Песчаная жизнь | страница 19



— Бабуль, с добрым утром! — хватаю за руку, теплую, мягкую, целую подставленную щеку. Бурлит, грохочет крышкой кастрюлька, стреляет масло на сковороду. В окне в зеленых липах прыгают с ветки на ветку и щебечут воробьи. Гуляют по подоконнику голуби.

Вдруг становиться грустно. Я забираюсь с ногами на стул и смотрю с мольбой.

— Чего ты, Дима?

Губы дрожат, шмыгаю носом.

Бабушка ставит передо мною чай. Размешивает сладость в каждом глотке ложкой, звенит в воздухе подобно колокольчику. Только лишь улыбается. Запрыгивает на стол кошка. Ворует сухари.

Окна выходят на площадь. В утренних лучах она пустынна и спокойна. Лишь подобно китам фыркают неповоротливые «икарусы», распахивая двери на остановке, впуская во внутрь сонных и растрепанных пассажиров.

В спальне в поисках носка заглядываю под кровать. Выискивая шорты, смотрю под стулом. Майка на зеркале. Кепка на цветке. Гляжу в окно. Птицы в небе. Канализационные люки и крыши гаражей внизу. Дикие котята играют с тенями и своими хвостами. Я с тоской смотрю на всё это. А солнце все выше и мысли светлее. Внизу под окнами ждет меня мама.

— Дана, как хочется не взрослеть, быть этим маленьким мальчиком.

— Да, в детстве я любила лазать по деревьям и драться с пацанами, мои коленки были всегда изодраны, локти тоже. Помню, как всегда хотелось содрать застывшую коросту с раны, сдирала, пила свою кровь. Или наемся зеленых яблок и потом неделями…

— Я не совсем об этом…

— А о чем?

— Я о том, как чувствовалась тогда жизнь. Я о том, как хотелось просыпаться утром, и о том, как не хотелось засыпать. Как каждый день был, что ли, совершенно законченным, весь в себе. Каждое утро, словно, просыпался в новом удивительном и теплом мире…

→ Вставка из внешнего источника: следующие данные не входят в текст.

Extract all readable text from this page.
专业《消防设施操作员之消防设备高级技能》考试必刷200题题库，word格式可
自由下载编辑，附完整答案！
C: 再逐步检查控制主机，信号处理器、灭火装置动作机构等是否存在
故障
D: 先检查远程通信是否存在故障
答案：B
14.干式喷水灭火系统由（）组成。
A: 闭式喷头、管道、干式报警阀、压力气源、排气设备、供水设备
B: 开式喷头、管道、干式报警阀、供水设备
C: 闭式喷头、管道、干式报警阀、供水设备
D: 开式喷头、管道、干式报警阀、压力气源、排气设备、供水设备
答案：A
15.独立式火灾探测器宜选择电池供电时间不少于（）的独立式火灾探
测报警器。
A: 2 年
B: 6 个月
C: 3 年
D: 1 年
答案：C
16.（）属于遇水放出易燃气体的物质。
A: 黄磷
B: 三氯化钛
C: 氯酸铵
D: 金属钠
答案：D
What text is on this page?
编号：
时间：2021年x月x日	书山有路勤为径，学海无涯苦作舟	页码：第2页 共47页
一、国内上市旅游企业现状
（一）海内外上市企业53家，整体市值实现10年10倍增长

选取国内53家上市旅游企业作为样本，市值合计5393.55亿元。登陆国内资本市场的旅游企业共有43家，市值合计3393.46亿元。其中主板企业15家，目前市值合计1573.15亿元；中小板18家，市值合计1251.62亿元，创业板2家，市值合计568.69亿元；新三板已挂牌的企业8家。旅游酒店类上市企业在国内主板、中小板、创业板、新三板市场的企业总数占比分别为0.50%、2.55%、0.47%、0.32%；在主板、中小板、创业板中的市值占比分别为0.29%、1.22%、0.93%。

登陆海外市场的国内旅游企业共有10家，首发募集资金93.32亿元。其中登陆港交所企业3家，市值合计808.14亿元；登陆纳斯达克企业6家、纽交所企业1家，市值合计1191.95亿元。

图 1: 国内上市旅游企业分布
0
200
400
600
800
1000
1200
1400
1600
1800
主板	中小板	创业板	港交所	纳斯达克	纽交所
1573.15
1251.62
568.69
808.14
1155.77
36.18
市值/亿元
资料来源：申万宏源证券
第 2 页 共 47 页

— Мы всегда приписываем детству многое, чего не было.

— Почему ты так говоришь?

— Мы придумываем прожитую жизнь, переписываем её, на свое усмотрение, а все было совсем не так… После и этот день ты перепишешь. Он станет еще одной живописной страницей твоей юности, а на самом деле ты только и делаешь сегодня, что лезешь мне рукой под юбку и жуешь мой язык. А после некоторой корректуры, лет так через десять, у тебя получатся одни только целомудренные разговоры, разве не так?

— По-твоему лучше — ляжки и языки?!

— По моему — да. Но хватит! Мне так сложно разбирать твои слова, ты или целуй меня, или разглагольствуй.

— Лаэ, э оаэ, воыэ…

Мы целуемся. Но при этом мне не отделаться от ощущения, что одновременно меня накрывает светом того самого дня из моего детства, когда я сбежал по лестнице, вылетел из подъезда и обнял маму. Реальное воспоминание или мои фантазии? Не знаю, но иногда мне кажется, что Дана похожа, впрочем, едва заметно, на мою маму. Возможно, я по данному пункту — двинутый.